La strana coppia. E’ andato in scena a Firenze la scorsa settimana il remake italiano dell’esilarante commedia americana interpretata da Walter Matthau e Jach Lemmon negli anni Sessanta.
Protagonisti, questa volta, Matteo Renzi e Maurizio Landini. I due sembravano avere una visione del mondo del lavoro, e di come cambiarlo, molto distante, e per certi versi inconciliabile. Così pareva. A sorpresa, però, giunge il colpo di scena. Il capo dei metalmeccanici della CGIL, fiero bastian contrario, dichiara di apprezzare la proposta, che ancora nessuno conosce nei dettagli, di contratto unico avanzata da Matteo Renzi, che prevede un contestuale ammorbidimento del sempre verde articolo 18 attraverso un allungamento del periodo di prova.
Do ut des – L’apertura di Landini, però, è subordinata ad una chiusura netta nei confronti dei diversi contratti flessibili esistenti. “Dico basta ai contratti di collaborazione, alle false partite Iva, al lavoro interinale e ai contratti a progetto. Sono contratti che non servono né alle imprese né ai lavoratori”. La ragione? “Dobbiamo guardare in faccia la realtà” sentenzia il segretario della Fiom. Che ne pensa Renzi? Vedremo.

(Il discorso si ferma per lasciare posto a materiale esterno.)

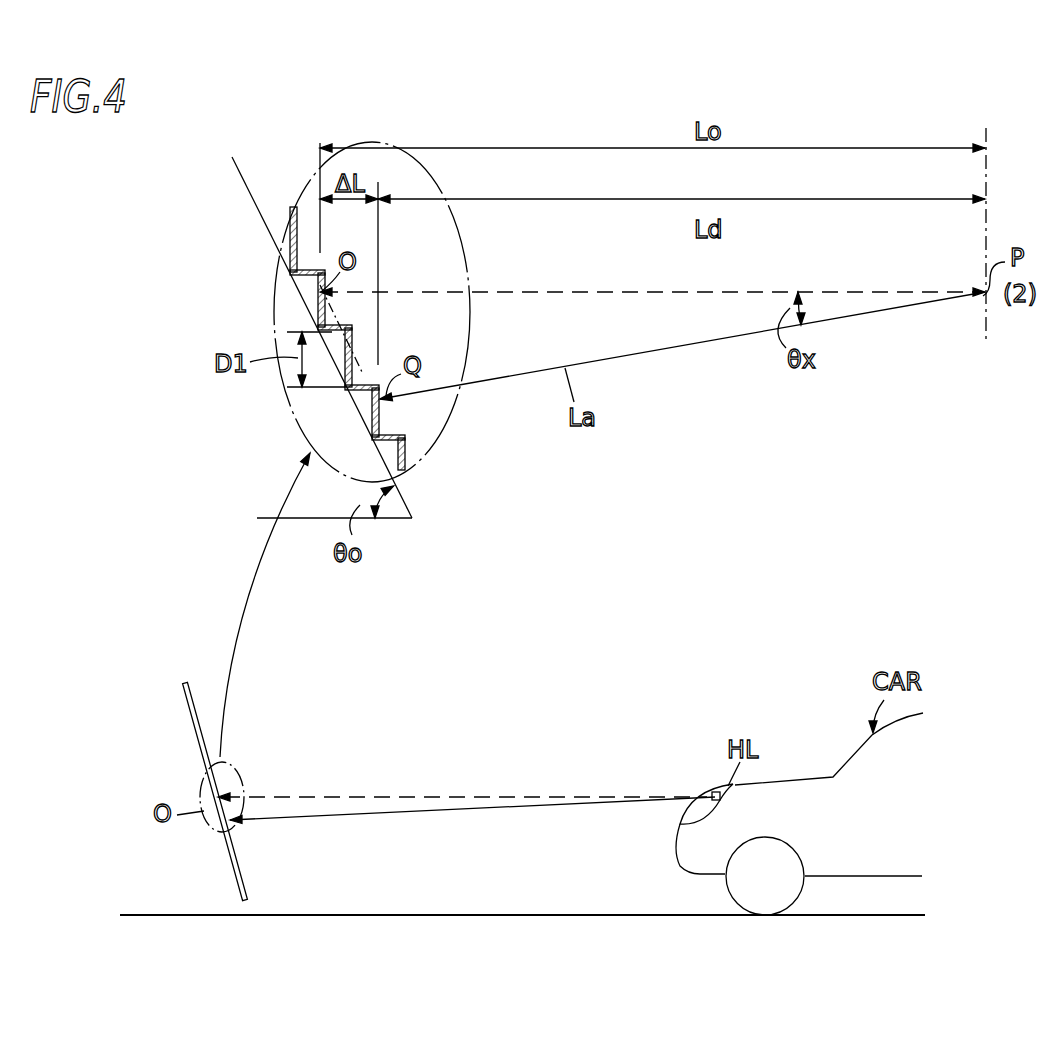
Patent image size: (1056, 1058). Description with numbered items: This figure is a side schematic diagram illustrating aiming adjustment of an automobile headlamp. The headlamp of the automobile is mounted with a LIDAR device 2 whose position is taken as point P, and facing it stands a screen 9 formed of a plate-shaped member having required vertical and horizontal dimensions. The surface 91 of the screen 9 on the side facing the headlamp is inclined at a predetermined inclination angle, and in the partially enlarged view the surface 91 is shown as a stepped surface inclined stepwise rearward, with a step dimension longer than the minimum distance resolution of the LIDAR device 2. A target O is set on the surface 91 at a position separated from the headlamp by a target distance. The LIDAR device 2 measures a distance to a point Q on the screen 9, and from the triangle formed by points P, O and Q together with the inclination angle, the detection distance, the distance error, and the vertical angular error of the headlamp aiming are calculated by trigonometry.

The screen 9 is at (292, 222).
The surface 91 is at (404, 455).
The LIDAR device 2 is at (712, 790).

Per rispondere alle parole di Landini, voglio partire proprio da qui: dalla realtà. Il mercato del lavoro italiano è fatto di lavoratori dipendenti (oltre 17 milioni) e di lavoratori autonomi (5 milioni e 700 mila circa). Per entrambe queste “categorie” esistono tipologie contrattuali connaturate alla natura e specificità del lavoro o della professione svolta: il contratto di lavoro dipendente a tempo indeterminato o determinato per i primi, e la partita Iva e i contratti di collaborazione e a progetto per i secondi.
Le pere e le mele – Dire che si vogliono abolire i contratti di collaborazione e i contratti a progetto non ha senso. Il lavoro autonomo si esercita anche con il contratto a progetto e di collaborazione che prevede autonomia professionale, assenza di un orario di lavoro rigido o di rapporto di subordinazione, nessun salario mensile, e via dicendo. Inoltre, il contratto a progetto è un’opportunità in più per i professionisti che non intendono aprire una partita Iva perché meno vantaggiosa. Quale sarebbe l’alternativa? Un contratto da dipendente anche per i lavoratori autonomi oppure costringerli ad aprire per forza una partita Iva? E’ ovvio che stiamo mischiano le pere con le mele.
La questione è un’altra. L’utilizzo improprio e illegale che alcuni datori di lavoro fanno dei contratti di lavoro autonomo. In altre parole alcune imprese applicano contratti di lavoro autonomo in rapporti di lavoro tipicamente subordinati. Qui è il problema. Ma per combattere l’abuso è impensabile pensare di cancellare la normalità del lavoro autonomo. E’ come voler combattere una malattia eliminando il malato. Assurdo.
Il senso della realtà – La priorità, quindi, è combattere l’abuso, se si vuol richiamare davvero il senso della realtà. E sempre la realtà, ci ricorda che ci sono, oltre ai furbi e gli approfittatori, anche molte piccole aziende costrette a ricorrere a forme contrattuali improprie per cercare di abbattere il costo del lavoro altrimenti insostenibile. Che facciamo in questo caso? Le chiudiamo tutte?
Allargando lo sguardo, vediamo che siamo dentro un’economia globale caratterizzata da una forte flessibilità e incertezza, e la strada per ridare sicurezza lavorativa e tutele alle persone, purtroppo, non passa più della garanzia del posto fisso attraverso un contratto a tempo indeterminato per tutti. Questa è una favola alla quale non crede più nessuno. La via è un’altra e passa dalla riforma del nostro sistema di protezione sociale che dovrà garantire a tutti, compresi i lavoratori autonomi, un reddito nei periodi di non lavoro e efficaci politiche attive di ricollocazione. E soprattutto, dovrà farlo fuori dai recinti spinati dell’ideologia.
Ce lo chiede la realtà caro Landini.